Because Emirates' ICE system had over a hundred games, I'll simply go through my experience with each game I played. I whittled down the list to the ones that looked the most entertaining and ploughed through 15 of those before my body refused to continue.
Emirates In-Flight Games: The Kotaku Review
BACK OF THE BOX QUOTE
Maybe it'll keep the kids from screaming?
TYPE OF GAME
The variety of games, the in-flight controller was comfortable and bright, the touchscreen worked quite well.
Shovelware from top to bottom. Playing 2003-2004 games in 2017 doesn't scream world class, nor does a laundry list of ancient Popcap games.
DTI Software / Popcap
Android / Linux hybrid
About seven hours across two flights: an Airbus A330 flight from Vienna to Dubai, and a A380 flight from Dubai to Sydney.
There's good reason for that: for the most part, you're playing some pretty crappy smartphone games. To Emirates' credit, their Vita-esque controller works real well. The biggest problem is that most of the games run like shit, the input delay is immense, and the games are so poorly coded that things like AI, frame rate, and content were all afterthoughts.
If anything, the prevailing design logic seems to be "put something bright that moves on the screen so kids will shut up". That seems to explain games like Tennis Showdown, which doesn't really illustrate what you're in for.
I'm a bit of a cricket nut, so that's where I started.
Welcome to the camera angle from hell. Image: Alex Walker/Kotaku
3D Cricket: A pretty rudimentary game of cricket from possibly the worst perspective imaginable. Instead of being directly behind the batter, or over the bowler's shoulder, like every cricket game for the past 25 years, the camera is placed to the right and just behind of the batter.
Normally you'd want more of a straight on angle so you can assess, well, where the bloody ball is going. But every delivery just looks like it's angling in, making for one of the most miserable cricket games I've played in almost 30 years. At least you could have a laugh at Ashes Cricket 2013.
On the bright side, the game had basic settings you'd expect of mid '00s cricket games. There was a cone for batting, field settings and four choices of deliveries for bowlers. But the perspective was a complete nightmare, and no feedback timer to help get your timing down.

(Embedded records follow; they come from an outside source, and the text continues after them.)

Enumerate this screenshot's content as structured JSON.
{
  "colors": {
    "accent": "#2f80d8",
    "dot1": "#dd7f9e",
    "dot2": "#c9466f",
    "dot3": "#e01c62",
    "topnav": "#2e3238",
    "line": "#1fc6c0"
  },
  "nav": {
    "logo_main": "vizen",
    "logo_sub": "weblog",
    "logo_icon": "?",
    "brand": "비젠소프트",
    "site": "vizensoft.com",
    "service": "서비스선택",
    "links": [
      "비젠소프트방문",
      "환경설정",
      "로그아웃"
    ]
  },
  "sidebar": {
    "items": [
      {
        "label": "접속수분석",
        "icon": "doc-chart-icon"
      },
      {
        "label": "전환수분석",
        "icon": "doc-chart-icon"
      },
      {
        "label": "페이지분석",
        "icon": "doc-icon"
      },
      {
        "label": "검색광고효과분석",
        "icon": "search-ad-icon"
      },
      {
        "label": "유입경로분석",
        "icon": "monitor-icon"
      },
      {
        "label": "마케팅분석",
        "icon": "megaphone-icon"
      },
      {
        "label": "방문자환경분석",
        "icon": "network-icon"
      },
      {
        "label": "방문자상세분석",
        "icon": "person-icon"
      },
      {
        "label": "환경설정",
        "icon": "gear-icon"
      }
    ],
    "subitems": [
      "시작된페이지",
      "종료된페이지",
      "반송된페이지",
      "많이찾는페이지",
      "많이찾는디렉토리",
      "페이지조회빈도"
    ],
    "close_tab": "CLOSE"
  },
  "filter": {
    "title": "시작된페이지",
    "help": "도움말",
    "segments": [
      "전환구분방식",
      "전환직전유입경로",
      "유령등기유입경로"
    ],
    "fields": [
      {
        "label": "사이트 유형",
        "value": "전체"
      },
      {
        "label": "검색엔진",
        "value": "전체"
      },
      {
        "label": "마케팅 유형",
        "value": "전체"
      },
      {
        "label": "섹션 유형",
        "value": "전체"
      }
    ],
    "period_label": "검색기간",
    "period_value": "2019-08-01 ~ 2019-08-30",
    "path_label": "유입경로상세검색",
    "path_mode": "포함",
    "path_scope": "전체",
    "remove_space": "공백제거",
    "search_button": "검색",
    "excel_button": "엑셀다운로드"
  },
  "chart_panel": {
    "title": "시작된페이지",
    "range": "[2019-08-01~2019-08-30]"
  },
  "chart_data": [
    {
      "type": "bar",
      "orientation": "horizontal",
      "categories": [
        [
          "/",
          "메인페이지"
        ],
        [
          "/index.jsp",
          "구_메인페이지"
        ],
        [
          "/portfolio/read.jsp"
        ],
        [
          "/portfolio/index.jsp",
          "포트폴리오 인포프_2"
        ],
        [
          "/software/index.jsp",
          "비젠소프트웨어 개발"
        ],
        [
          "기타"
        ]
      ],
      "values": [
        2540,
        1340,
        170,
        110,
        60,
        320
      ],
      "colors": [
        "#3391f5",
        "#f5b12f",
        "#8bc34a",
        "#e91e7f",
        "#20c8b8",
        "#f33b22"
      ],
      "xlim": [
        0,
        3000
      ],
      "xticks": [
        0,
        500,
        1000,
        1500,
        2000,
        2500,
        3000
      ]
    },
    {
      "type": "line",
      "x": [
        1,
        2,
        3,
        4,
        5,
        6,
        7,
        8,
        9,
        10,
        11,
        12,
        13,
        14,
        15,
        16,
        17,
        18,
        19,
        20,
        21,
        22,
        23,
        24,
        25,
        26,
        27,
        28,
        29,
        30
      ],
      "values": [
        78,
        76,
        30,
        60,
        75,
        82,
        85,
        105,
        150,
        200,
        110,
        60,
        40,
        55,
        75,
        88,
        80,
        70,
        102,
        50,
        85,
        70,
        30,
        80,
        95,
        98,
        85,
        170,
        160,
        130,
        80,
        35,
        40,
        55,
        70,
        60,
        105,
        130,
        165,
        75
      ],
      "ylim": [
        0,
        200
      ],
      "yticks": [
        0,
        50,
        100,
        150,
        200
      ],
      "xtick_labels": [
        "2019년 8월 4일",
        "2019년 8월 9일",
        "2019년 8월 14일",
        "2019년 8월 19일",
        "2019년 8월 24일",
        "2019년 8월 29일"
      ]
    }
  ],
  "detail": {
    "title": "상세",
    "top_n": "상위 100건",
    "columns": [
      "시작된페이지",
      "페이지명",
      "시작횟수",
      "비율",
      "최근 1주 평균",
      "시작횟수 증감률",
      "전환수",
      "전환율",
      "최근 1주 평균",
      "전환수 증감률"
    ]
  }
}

I love cricket games, but even I couldn't play this for too long.
3D Football: A reduced game of soccer with international countries (no names, brands or anything identifiable besides each country's colours) and perhaps the worst AI imaginable. In that it didn't exist.
To illustrate just how garbage 3D Football was, here's a shot of the notes I took at the time:
Six a side. What is this, futsal?
Like many of the games available, there was little in the way of progression, modes, or customisations. Matches were more or less quick play games against different teams with higher or lower "stats", but with no identifiable characteristics between any of the players, it was hard to know what the stats actually applied to.
Especially when the goalkeeper just stood there, watching me cart it in from the halfway line.
Tennis Challenge: More of a traditional tennis game, and fortunately from a traditional camera angle. Most of the basic stuff is in there: drop shots, lobs, winners down the line, you get the idea.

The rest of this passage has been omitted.